Les bons réflexes à transmettre sereinement
Le premier message à faire passer est qu’aucune urgence ne justifie d’agir dans la minute. Tout vrai service public ou organisme bancaire accorde plusieurs jours, voire plusieurs semaines, avant la moindre conséquence. Un SMS qui menace d’une coupure « dans deux heures » est, par construction, suspect.
Le deuxième consiste à instaurer un réflexe de double vérification : avant de cliquer sur un lien, de communiquer une information ou d’envoyer de l’argent, appeler une personne de confiance — vous, un autre enfant, un voisin — ou rappeler le numéro officiel, celui qui figure sur la carte bancaire, sur la dernière facture papier ou sur le site connu de l’organisme. Jamais le numéro indiqué dans le message douteux.
Le troisième, plus moderne, est de proposer à vos parents un outil simple et gratuit sur lequel ils peuvent coller un SMS suspect, une URL douteuse ou même la capture d’un message reçu sur leur téléphone. En quelques secondes, l’analyse automatique leur indique s’il s’agit ou non d’une fraude, avec les raisons exposées en clair. Cela évite de devoir vous appeler à chaque message douteux et leur redonne de l’autonomie. C’est un point important : l’objectif n’est pas de les rendre dépendants, mais de leur fournir un filet de sécurité accessible à tout moment.
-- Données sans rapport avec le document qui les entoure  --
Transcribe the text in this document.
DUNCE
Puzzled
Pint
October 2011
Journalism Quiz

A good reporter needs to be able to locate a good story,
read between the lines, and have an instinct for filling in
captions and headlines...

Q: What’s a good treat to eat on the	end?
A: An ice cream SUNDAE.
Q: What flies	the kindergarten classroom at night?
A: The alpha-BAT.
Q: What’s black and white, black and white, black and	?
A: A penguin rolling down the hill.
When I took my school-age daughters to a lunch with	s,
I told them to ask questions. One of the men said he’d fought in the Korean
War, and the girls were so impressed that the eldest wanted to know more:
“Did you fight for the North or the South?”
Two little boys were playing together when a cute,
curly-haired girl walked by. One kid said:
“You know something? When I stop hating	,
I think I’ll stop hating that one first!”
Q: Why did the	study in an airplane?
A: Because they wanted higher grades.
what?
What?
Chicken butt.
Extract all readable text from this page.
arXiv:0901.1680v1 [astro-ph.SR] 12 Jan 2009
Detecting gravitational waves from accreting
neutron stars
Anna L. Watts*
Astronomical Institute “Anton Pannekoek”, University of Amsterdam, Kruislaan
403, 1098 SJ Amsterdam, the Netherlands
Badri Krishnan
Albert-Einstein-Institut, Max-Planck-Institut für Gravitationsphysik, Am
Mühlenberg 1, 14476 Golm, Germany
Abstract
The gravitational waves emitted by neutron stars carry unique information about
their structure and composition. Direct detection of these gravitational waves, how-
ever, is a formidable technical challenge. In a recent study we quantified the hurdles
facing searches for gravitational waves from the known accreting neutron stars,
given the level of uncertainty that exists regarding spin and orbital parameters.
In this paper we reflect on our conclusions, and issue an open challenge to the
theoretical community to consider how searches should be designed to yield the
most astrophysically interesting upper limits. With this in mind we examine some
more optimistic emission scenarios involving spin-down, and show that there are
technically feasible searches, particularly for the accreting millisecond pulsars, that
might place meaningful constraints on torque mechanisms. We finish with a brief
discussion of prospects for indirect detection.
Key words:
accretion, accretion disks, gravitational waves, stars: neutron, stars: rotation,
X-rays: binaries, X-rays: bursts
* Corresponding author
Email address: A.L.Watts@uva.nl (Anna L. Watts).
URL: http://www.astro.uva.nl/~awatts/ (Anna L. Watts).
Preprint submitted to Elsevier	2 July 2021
Pensez aussi à imprimer une fiche A4 avec les bons numéros — la banque réelle, les vôtres, le 33700 pour signaler les SMS frauduleux, le 17 pour la police — et à la coller près du téléphone fixe ou du téléphone portable. C’est un repère visuel qui rassure et qui sera consulté au bon moment, là où mémoriser une procédure complète est souvent trop demandé en situation de stress.
Si le piège a fonctionné malgré tout
Tout n’est pas perdu, à condition de réagir vite et sans culpabilisation : tomber dans une arnaque bien faite n’a rien de honteux. Si une carte bancaire a été communiquée, le premier appel doit être à la banque pour faire opposition immédiate ; certains établissements remboursent les sommes prélevées si l’opposition est faite dans les délais légaux.
L’arnaque doit ensuite être signalée sur la plateforme officielle du dispositif gouvernemental de prévention ou en transférant le SMS frauduleux au 33700. Conservez systématiquement les preuves — captures d’écran, numéros, courriels — pour appuyer une éventuelle plainte au commissariat ou à la gendarmerie.
Si l’ordinateur ou le téléphone a été manipulé à distance par un faux technicien, ou si un logiciel a été installé sur sollicitation de l’escroc, un nettoyage approfondi par un professionnel reste la seule manière de garantir qu’aucun outil de surveillance ne reste actif sur la machine. Cette prudence évite que les mêmes escrocs reviennent quelques mois plus tard, leurs outils encore en place sur l’appareil compromis. Le coût d’une intervention reste très inférieur aux conséquences d’une infection prolongée et discrète.
Une dernière chose : parlez régulièrement de ces sujets avec vos parents, en passant, sans en faire un interrogatoire. Plus l’idée que ces fraudes existent et qu’on peut s’en protéger devient familière, plus le réflexe de pause et de vérification s’installe naturellement. C’est ce que les escrocs craignent le plus.